L’armée de la Germanie inférieure était, par sa proximité, la mieux désignée pour intervenir. Elle était commandée par Verginius Rufus, un homme .d’une haute probité, entouré du respect de tous, et, dont Tacite devait prononcer l’éloge quand il mourut sous Nerva ; Fidèle au devoir militaire, et d’ailleurs obéissant à l’impulsion de ses soldats, il marcha contre Vindex. La rencontre eut lieu sur le territoire des Séquanes. Avant d’en venir aux mains Vindex sollicita de Verginius une entrevue. On ne sait pas ce qui se passa dans ce colloque, mais ils étaient faits pour, s’entendre. On soupçonna qu’ils s’étaient mis d’accord contre Néron. Malheureusement les passions de l’armée germanique étaient fort excitées. A la suite d’un malentendu un violent combat s’engagea. L’armée gauloise n’était pas de force : elle fut écrasée. Vindex vit sa cause perdue, le tyran raffermi. Il se tua sur les cadavres des siens. Verginius le pleura. Les soldats qui ne voulurent pas avoir vaincu pour Néron lui offrirent l’Empire et essayèrent même de lui faire violence. Il leur persuada de remettre tout entre les mains du peuple et du Sénat, soit qu’il dédaignât le souverain pouvoir, soit qu’il ne voulût pas qu’il fût conféré par les soldats. Il n’était pas l’ennemi de la monarchie, mais il voulait rester dans la légalité, dans la constitution.

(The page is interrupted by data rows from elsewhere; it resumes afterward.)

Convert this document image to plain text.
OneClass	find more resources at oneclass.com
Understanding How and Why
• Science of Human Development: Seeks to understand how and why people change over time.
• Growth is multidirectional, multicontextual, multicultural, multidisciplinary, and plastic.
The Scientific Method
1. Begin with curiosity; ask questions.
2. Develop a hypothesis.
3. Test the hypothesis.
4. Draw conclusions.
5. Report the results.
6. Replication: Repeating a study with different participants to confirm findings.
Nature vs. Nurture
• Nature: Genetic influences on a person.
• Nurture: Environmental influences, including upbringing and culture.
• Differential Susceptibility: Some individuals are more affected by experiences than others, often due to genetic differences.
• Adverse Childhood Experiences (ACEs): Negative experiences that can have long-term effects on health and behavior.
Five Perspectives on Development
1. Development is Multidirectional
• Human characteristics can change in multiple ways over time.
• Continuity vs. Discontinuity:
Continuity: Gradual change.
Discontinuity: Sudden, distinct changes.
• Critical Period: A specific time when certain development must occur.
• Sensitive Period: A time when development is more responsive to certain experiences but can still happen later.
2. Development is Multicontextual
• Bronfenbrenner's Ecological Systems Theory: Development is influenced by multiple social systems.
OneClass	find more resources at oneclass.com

Vindex avait désespéré trop tôt. Il s’était tué en mai 68. Le 9 juin de la même année Néron succomba à Rome.

Il avait conservé dans les basses classes une popularité malsaine, mais il avait amassé trop de haines. Il s’était aliéné même les prétoriens, jaloux de la préférence qu’il manifestait pour la garde privée composée de Germains. Le préfet du prétoire était alors Nymphidius Sabinus, personnage infâme, qui aspirait à jouer les Séjans. Pour le moment il se contenta de trahir son maître. Il promit aux prétoriens des sommes énormes au nom de Galba et leur persuada que Néron s’était enfui. Il n’en était rien : Néron apprit la trahison dans son palais. C’est alors qu’il alla se réfugier dans la villa de son affranchi Phaon ou un autre de ses affranchis lui porta le coup mortel qu’il n’osait se porter lui-même. Le rôle du Sénat dans cette révolution avait été nul, Il ne s’était prononcé qu’après les prétoriens, et déjà ceux-ci avaient acclamé Galba.

 

§ 3. — Galba. Le soulèvement de l’armée germanique et l’opposition à Rome.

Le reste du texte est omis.